Sir William Betham (b. 1779, d. 1853), an English antiquarian who came to Ireland in 1805, played a significant part in the ‘discovery’ of a number of early Irish manuscripts. Indeed, he was an assiduous collector of manuscripts and owned the Book of Dimma (TCD MS 59); he also studied closely the Book of Armagh (TCD MS 52) and the Misach (National Museum of Ireland).
In 1821, he offered 100 guineas for the Book of Dimma and its box to its then-owner, Henry Monck-Mason, but only succeeded finally secured them in February 1825 for £150. The great collector Sir Thomas Phillipps1 was interested in purchasing them in 1827 for £250 on the condition the payment would be spread over three years. Betham rejected the offer and in 1830 auctioned them through Evans in London but they did not find a buyer and were bought in by his nephew Walker. Phair wrote that it was only in 1842 that Trinity College purchased them from him for £200,2 but it would appear from the Trinity College Board Register that the acquisition took place much earlier, in 1836, and for the lower sum of £150.3
Betham is also responsible for bringing the Cathach Psalter4 to light in the early 19th century. In his 1826 Irish Antiquarian Researches pt. I, he described how, braving ancient superstitions, ‘Regardless of the injunctions and threats of ignorance, which for more than a century had hermetically sealed it up,[…] the box [i.e. the Cathach shrine] was opened and examined in the presence of Sir Capel Molyneux, Mr. O’Donell, and myself, without any extraordinary, or supernatural occurrence, except, indeed, a heavy shower of hail which a strong northwest wind drove against the windows of my study’.5
In the same year, he brought the Cathach, the Book of Dimma and the Misach to England and was very proud to report to a friend on July 14th: ‘I returned this morning. I exhibited my precious relics in London to many of the learned who have unanimously surrendered the palm of honourable antiquity to Ireland.’6
In his capacity as Ulster King of Arms from 1820, he compiled abstracts of numerous official documents, including wills, marriage licenses, etc. which today prove especially valuable in cases when the originals have been lost. 7 He was esteemed for his early publications, such as his Irish Antiquarian Researches in 1826 and 1827. However, his writings became increasingly speculative and fanciful, in particular his theories attempting to connect the Irish language and culture with the Orient, ultimately discrediting him in the eyes of serious scholars in later years.

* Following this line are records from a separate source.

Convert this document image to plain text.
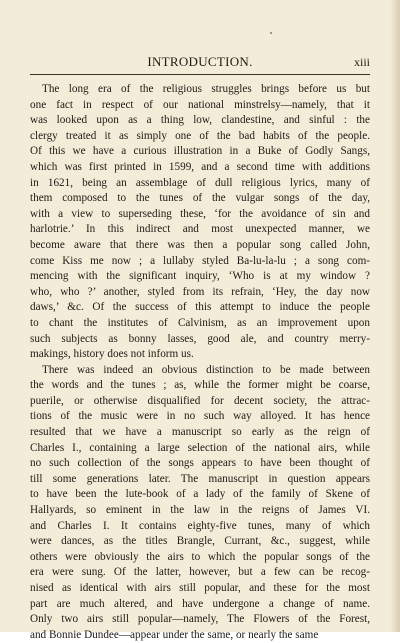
INTRODUCTION.	xiii
The long era of the religious struggles brings before us but
one fact in respect of our national minstrelsy—namely, that it
was looked upon as a thing low, clandestine, and sinful : the
clergy treated it as simply one of the bad habits of the people.
Of this we have a curious illustration in a Buke of Godly Sangs,
which was first printed in 1599, and a second time with additions
in 1621, being an assemblage of dull religious lyrics, many of
them composed to the tunes of the vulgar songs of the day,
with a view to superseding these, ‘for the avoidance of sin and
harlotrie.’ In this indirect and most unexpected manner, we
become aware that there was then a popular song called John,
come Kiss me now ; a lullaby styled Ba-lu-la-lu ; a song com-
mencing with the significant inquiry, ‘Who is at my window ?
who, who ?’ another, styled from its refrain, ‘Hey, the day now
daws,’ &c. Of the success of this attempt to induce the people
to chant the institutes of Calvinism, as an improvement upon
such subjects as bonny lasses, good ale, and country merry-
makings, history does not inform us.
There was indeed an obvious distinction to be made between
the words and the tunes ; as, while the former might be coarse,
puerile, or otherwise disqualified for decent society, the attrac-
tions of the music were in no such way alloyed. It has hence
resulted that we have a manuscript so early as the reign of
Charles I., containing a large selection of the national airs, while
no such collection of the songs appears to have been thought of
till some generations later. The manuscript in question appears
to have been the lute-book of a lady of the family of Skene of
Hallyards, so eminent in the law in the reigns of James VI.
and Charles I. It contains eighty-five tunes, many of which
were dances, as the titles Brangle, Currant, &c., suggest, while
others were obviously the airs to which the popular songs of the
era were sung. Of the latter, however, but a few can be recog-
nised as identical with airs still popular, and these for the most
part are much altered, and have undergone a change of name.
Only two airs still popular—namely, The Flowers of the Forest,
and Bonnie Dundee—appear under the same, or nearly the same
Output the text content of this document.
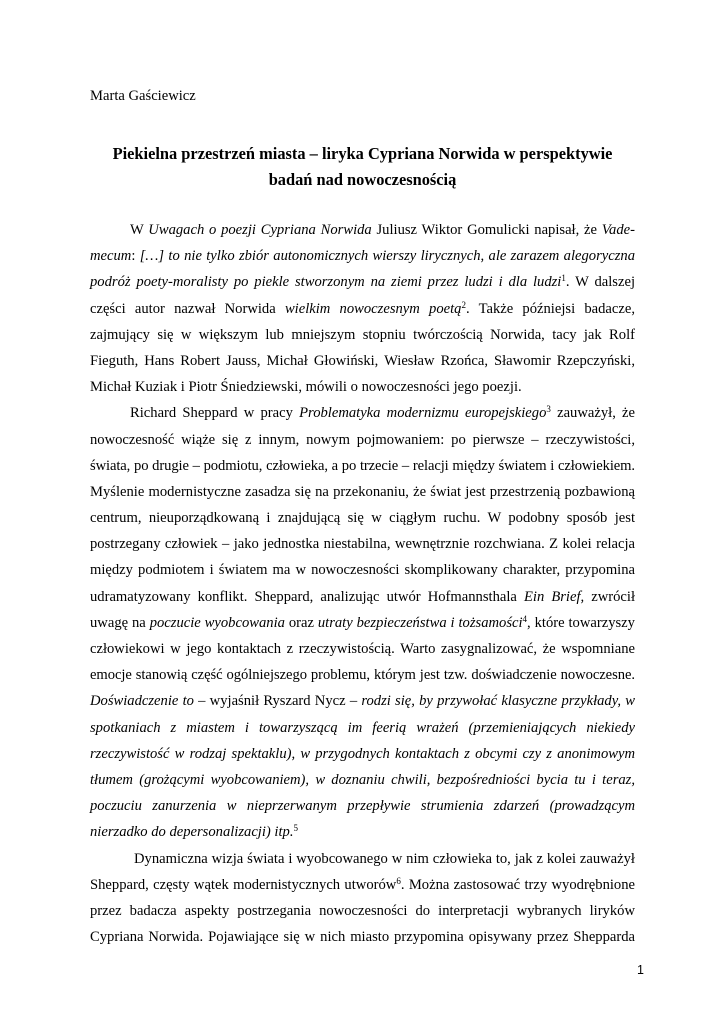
Marta Gaściewicz
Piekielna przestrzeń miasta – liryka Cypriana Norwida w perspektywie
badań nad nowoczesnością
W Uwagach o poezji Cypriana Norwida Juliusz Wiktor Gomulicki napisał, że Vade-
mecum: […] to nie tylko zbiór autonomicznych wierszy lirycznych, ale zarazem alegoryczna
podróż poety-moralisty po piekle stworzonym na ziemi przez ludzi i dla ludzi$^1$. W dalszej
części autor nazwał Norwida wielkim nowoczesnym poetą$^2$. Także późniejsi badacze,
zajmujący się w większym lub mniejszym stopniu twórczością Norwida, tacy jak Rolf
Fieguth, Hans Robert Jauss, Michał Głowiński, Wiesław Rzońca, Sławomir Rzepczyński,
Michał Kuziak i Piotr Śniedziewski, mówili o nowoczesności jego poezji.
Richard Sheppard w pracy Problematyka modernizmu europejskiego$^3$ zauważył, że
nowoczesność wiąże się z innym, nowym pojmowaniem: po pierwsze – rzeczywistości,
świata, po drugie – podmiotu, człowieka, a po trzecie – relacji między światem i człowiekiem.
Myślenie modernistyczne zasadza się na przekonaniu, że świat jest przestrzenią pozbawioną
centrum, nieuporządkowaną i znajdującą się w ciągłym ruchu. W podobny sposób jest
postrzegany człowiek – jako jednostka niestabilna, wewnętrznie rozchwiana. Z kolei relacja
między podmiotem i światem ma w nowoczesności skomplikowany charakter, przypomina
udramatyzowany konflikt. Sheppard, analizując utwór Hofmannsthala Ein Brief, zwrócił
uwagę na poczucie wyobcowania oraz utraty bezpieczeństwa i tożsamości$^4$, które towarzyszy
człowiekowi w jego kontaktach z rzeczywistością. Warto zasygnalizować, że wspomniane
emocje stanowią część ogólniejszego problemu, którym jest tzw. doświadczenie nowoczesne.
Doświadczenie to – wyjaśnił Ryszard Nycz – rodzi się, by przywołać klasyczne przykłady, w
spotkaniach z miastem i towarzyszącą im feerią wrażeń (przemieniających niekiedy
rzeczywistość w rodzaj spektaklu), w przygodnych kontaktach z obcymi czy z anonimowym
tłumem (grożącymi wyobcowaniem), w doznaniu chwili, bezpośredniości bycia tu i teraz,
poczuciu zanurzenia w nieprzerwanym przepływie strumienia zdarzeń (prowadzącym
nierzadko do depersonalizacji) itp.$^5$
Dynamiczna wizja świata i wyobcowanego w nim człowieka to, jak z kolei zauważył
Sheppard, częsty wątek modernistycznych utworów$^6$. Można zastosować trzy wyodrębnione
przez badacza aspekty postrzegania nowoczesności do interpretacji wybranych liryków
Cypriana Norwida. Pojawiające się w nich miasto przypomina opisywany przez Shepparda
1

His large collection of Irish-language manuscripts was bought by the Royal Irish Academy in 1850, while the rest of his collection was auctioned at Sotheby’s at his death.8
- On this collection, see A. N. L. Munby, Phillipps Studies 5 vols. (London, 1951–1960).
- P. B. Phair, ‘Betham and the Older Irish Manuscripts, in The Journal of the Royal Society of Antiquaries of Ireland 92-1 (1962), pp. 75-78 (p. 75).
- M. L. Colker, Trinity College Dublin. Descriptive Catalogue of the Mediaeval and Renaissance Latin Manuscripts (Aldershot, 1991), p. 103.
- Now in the Royal Irish Academy.
- Sir William Betham, Irish Antiquarian Researches pt. 1 (Dublin, 1826), p. 110.
- P. B. Phair, ‘Sir William Betham’s Manuscripts’, in Analecta Hibernica 27 (1972), pp. 1-99 (p. 13).
- For more on this topic, see: Phair, ‘Sir William Betham’s Manuscripts’, pp. 1-99.
- See Phair, ‘Betham and the Older Irish Manuscripts’, pp. 75-78.